Jake Cronenworth went 4-for-4 with a two-run triple and four RBIs in the second game, while Manny Machado launched a three-run homer in the ninth to break the game open as San Diego presented manager Mike Shildt with his first victory in a Padres uniform.
Shildt said the 16-hour flight to and from Seoul should help build a team camaraderie that might not have existed last year. Picked by some to win the World Series with a lineup consisting of Machado, Juan Soto, Fernando Tatis Jr. and Xander Bogaerts, the Padres finished 82-80 and missed the playoffs in perhaps the most disappointing season in franchise history. Soto was traded to the New York Yankees in the offseason.

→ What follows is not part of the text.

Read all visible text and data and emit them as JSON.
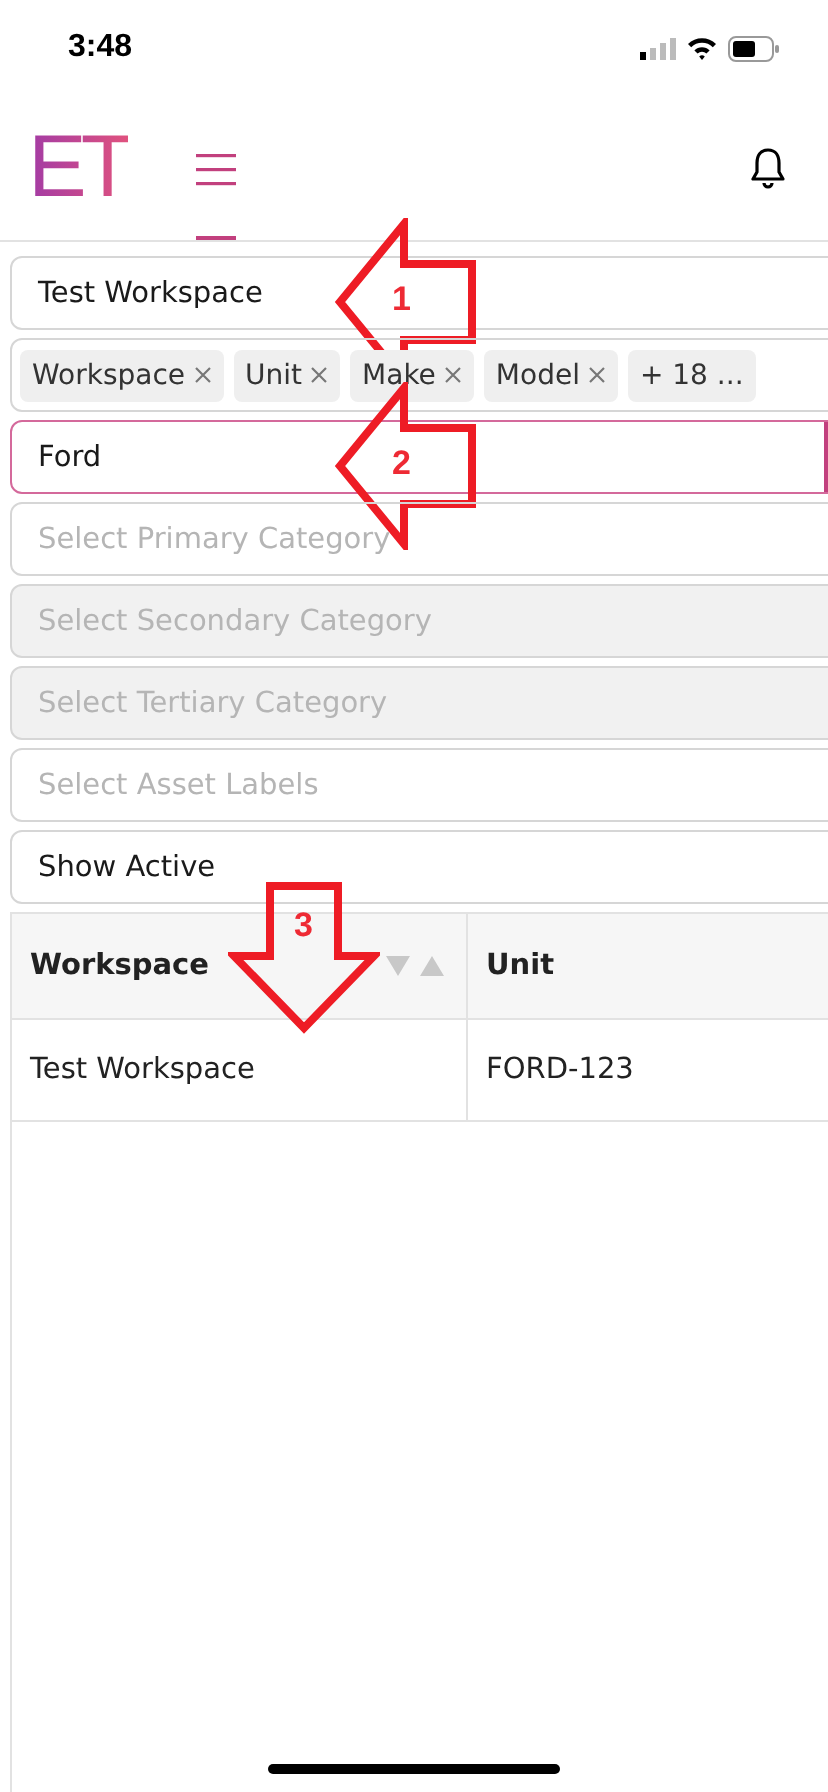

“You go to Seoul and there’s a next level of togetherness, you know, a long plane ride, a different country,” Shildt said. “We had that experience to do it together, which allowed some opportunity for us to get together and just enjoy some off-the-field time.”
San Diego will pitch Yu Darvish, who opened the season on March 20 against Los Angeles. He lasted 3 2/3 innings and 72 pitches, permitting two hits and an unearned run with three walks and three strikeouts.
Darvish is 2-3 with a 6.23 ERA in 11 career starts against the Giants, while Webb is 3-2 with a 2.50 ERA in 10 career games, nine of them starts, against the Padres.